Violência política segue silenciando e matando lideranças femininas
A vereadora Marielle Franco, assassinada em março de 2018 Foto: Reprodução/Instagram
Da redação
Já passava das 21h, quando uma mulher negra, da periferia e um colega de trabalho, foram assassinados a tiros quando voltavam para casa. Era mais uma mulher negra e um trabalhador que engrossava as estatísticas frias dos obituários. Poderia ser mais uma, mas não foi. As vítimas eram a Vereadora Marielle Franco (PSOL) e Anderson Gomes, seu motorista. Única parlamentar negra e moradora da periferia carioca, foi morta em um crime político e premeditado, que segue a seis anos sem solução e com autoria desconhecida.
Quem mandou matar Marielle e por quê?
São perguntas que a família e defensores dos Direitos Humanos não cansam de fazer. À época do seu assassinato, Marielle era relatora da comissão responsável pela fiscalização da intervenção federal militar na segurança pública do Rio de Janeiro, que colocava a gestão das polícias sob responsabilidade do general Walter Braga Netto. Ela fazia a defesa incisiva da ocupação das mulheres negras e da periferia nos espaços de poder e decisão, combatendo as desigualdades de gênero, de raça e de território. Bem como estava comprometida com efetivação dos direitos econômicos, sociais, culturais e ambientais.
Num país que tem aproximadamente um quarto da população formada por mulheres negras, segundo o Instituto de Pesquisas Econômicas e Aplicadas (IPEA), Marielle era a única parlamentar negra entre as/os 51 representantes do legislativo municipal eleitas/os em 2016; e uma das 32 mulheres negras entre os 811 vereadoras/es eleitas/os nas capitais brasileiras. Ela, que foi eleita democraticamente com 46.502 votos, sendo a quinta parlamentar mais votada da cidade nas eleições de 2016, foi assassinada no exercício da função pública. Um crime político, sem dúvidas.

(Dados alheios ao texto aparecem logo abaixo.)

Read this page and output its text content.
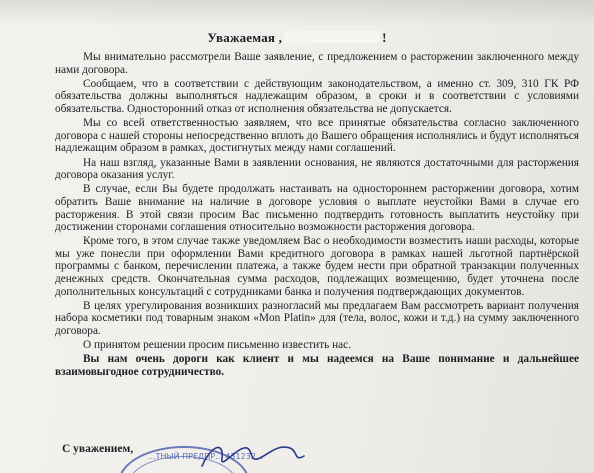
Уважаемая ,	!

Мы внимательно рассмотрели Ваше заявление, с предложением о расторжении заключенного между нами договора.

Сообщаем, что в соответствии с действующим законодательством, а именно ст. 309, 310 ГК РФ обязательства должны выполняться надлежащим образом, в сроки и в соответствии с условиями обязательства. Односторонний отказ от исполнения обязательства не допускается.

Мы со всей ответственностью заявляем, что все принятые обязательства согласно заключенного договора с нашей стороны непосредственно вплоть до Вашего обращения исполнялись и будут исполняться надлежащим образом в рамках, достигнутых между нами соглашений.

На наш взгляд, указанные Вами в заявлении основания, не являются достаточными для расторжения договора оказания услуг.

В случае, если Вы будете продолжать настаивать на одностороннем расторжении договора, хотим обратить Ваше внимание на наличие в договоре условия о выплате неустойки Вами в случае его расторжения. В этой связи просим Вас письменно подтвердить готовность выплатить неустойку при достижении сторонами соглашения относительно возможности расторжения договора.

Кроме того, в этом случае также уведомляем Вас о необходимости возместить наши расходы, которые мы уже понесли при оформлении Вами кредитного договора в рамках нашей льготной партнёрской программы с банком, перечислении платежа, а также будем нести при обратной транзакции полученных денежных средств. Окончательная сумма расходов, подлежащих возмещению, будет уточнена после дополнительных консультаций с сотрудниками банка и получения подтверждающих документов.

В целях урегулирования возникших разногласий мы предлагаем Вам рассмотреть вариант получения набора косметики под товарным знаком «Mon Platin» для (тела, волос, кожи и т.д.) на сумму заключенного договора.

О принятом решении просим письменно известить нас.

Вы нам очень дороги как клиент и мы надеемся на Ваше понимание и дальнейшее взаимовыгодное сотрудничество.

С уважением,
...ТНЫЙ ПРЕДПР... 431232...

Em Recife, capital pernambucana, a também Vereadora Elaine Cristina (PSOL), única parlamentar negra da Câmara Municipal, afirma que a violência política vivida pelas mulheres negras e vindas das periferias é algo presente. “Não raro eu ou alguém da equipe da nossa Mandata sermos abordadas/os sobre estar nesse espaço. Já tivemos, inclusive, episódio de parlamentares que nos confundiam entre outras lideranças negras. Percebemos com isso como os nossos corpos negros, nossos cabelos e nosso jeito mexem com as estruturas. E justo por isso, nós somos necessárias!”, lamenta.
Ela ainda explica que a violência política não se dá apenas com tiros, como no caso de Marielle. Mas que ela acontece nas diversas formas do silenciamentos, na ausência de quórum para discussões específicas, na apropriação de falas e proposições discutidas em espaços coletivos. “Já precisei pedir a atenção dos colegas em momentos da minha fala na tribuna porque as conversas e risadas entre eles excederam o volume. São atos desrespeitosos, mas que ao mesmo tempo mostra que devemos seguir, porque o compromisso é com o povo recifense”, afirma.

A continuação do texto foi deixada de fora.